Que Bolsonaro é um trapalhão despreparado todo mundo
sabe. Mas o que muita gente ainda não aceita é que existe um projeto global
por trás de seu governo, extremamente bem organizado, do qual ele é só a
ferramenta útil. Querem ver o exemplo da semana passada? Se liguem no que
rolou na Itália.
Pano de fundo: Matteo Salvini, ministro do Interior (espécie de Casa Civil
do país), é o premier de fato. Ele faz parte da Lega Nord, um partido que
faz populismo com racismo e xenofobia, demonizando “comunistas” e minorias
em geral. Seu principal projeto: uma lei chamada "Decreto
Sicurezza", espécie de "lei anticrime" do Moro. Basicamente
uma lei jogando pra torcida, com ações inócuas e midiáticas. Soa familiar,
não?
Antes de ser aprovada, a lei já fez uma vítima. Uma professora foi suspensa
e teve salário cortado pela metade depois de uma batida do governo em seu
colégio. Crime: "permitir" que alunos fizessem um vídeo que
compara o decreto de segurança às leis raciais do fascismo.

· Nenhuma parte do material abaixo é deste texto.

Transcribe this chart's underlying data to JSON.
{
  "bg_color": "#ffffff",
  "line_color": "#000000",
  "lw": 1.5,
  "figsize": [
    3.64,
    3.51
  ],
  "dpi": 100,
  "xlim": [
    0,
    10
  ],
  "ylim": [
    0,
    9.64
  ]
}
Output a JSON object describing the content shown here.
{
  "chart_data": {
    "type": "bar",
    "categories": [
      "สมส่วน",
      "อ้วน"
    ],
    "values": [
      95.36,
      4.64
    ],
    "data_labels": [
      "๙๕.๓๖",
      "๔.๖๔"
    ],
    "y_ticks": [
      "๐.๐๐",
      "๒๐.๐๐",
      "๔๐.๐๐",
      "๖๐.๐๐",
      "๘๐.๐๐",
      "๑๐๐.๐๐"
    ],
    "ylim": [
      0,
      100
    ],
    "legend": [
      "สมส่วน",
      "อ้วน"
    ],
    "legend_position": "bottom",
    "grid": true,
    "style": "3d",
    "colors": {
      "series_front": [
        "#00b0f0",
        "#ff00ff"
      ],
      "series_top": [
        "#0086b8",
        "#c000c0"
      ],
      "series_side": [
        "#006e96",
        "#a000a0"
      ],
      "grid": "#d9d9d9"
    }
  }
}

Perseguição a professores. Soa familiar? Salvini, depois, voltou atrás, e
disse que a punição era “exagero”. Sim, soa familiar.
Quem mais vem perseguindo professores e alunos, chegando ao ponto de
expelir uma universidade para fora do país? Viktor Orbán, o Bolsonaro da
Hungria.
Salvini, Bolsonaro e Orbán são políticos da nova onda de populismo de
extrema direita. Não é coincidência que seus inimigos sejam os mesmos:
professores (e jornalistas, "o comunismo", George Soros etc).
Todos estão seguindo um manual extremamente previsível de anti-iluminismo.
O projeto é criar novas oligarquias, destruir as instituições públicas e
privadas e substituí-las por suas próprias instituições e amigos. Na
Hungria, Orbán dá o caminho.
Seus familiares e amigos fazem negócios com o governo (Hol van Queiroz?)enquanto ele busca apoio público
mirando em inimigos comuns, jogando sobretudo com o medo das pessoas em
relação à segurança. Cria os fantasmas que depois diz combater. Em meio a
isso, toma controle do Judiciário e sufoca a mídia usando a tática do "eles
estão contra mim e só produzem fake news". Soa familiar? Porque é.
Salvini, nesta semana, levou a Lega Nord ao topo da Europa.
A extrema direita fez 34% dos votos nas eleições do Parlamento Europeu,
resultado só alcançado por cinco partidos nos 70 anos da democracia
italiana pós-guerra.
Ironicamente, entre eles, está o Movimento 5 Stelle, que venceu as eleições
nacionais do ano passado esmagando os partidos tradicionais empunhando a
bandeira da anti-política. O M5S abraçou a extrema direita Lega para formar
seu governo. Salvini foi colocado no cargo de ministro do Interior pelo
M5S. Do topo ao chão, o M5S fez apenas 17% nas europeias, metade do ano
passado, chegando atrás também do Partido Democrático, de esquerda.
O movimento-fenômeno liderado por um comediante e que sonhava derrotar o establishment criou cuervos.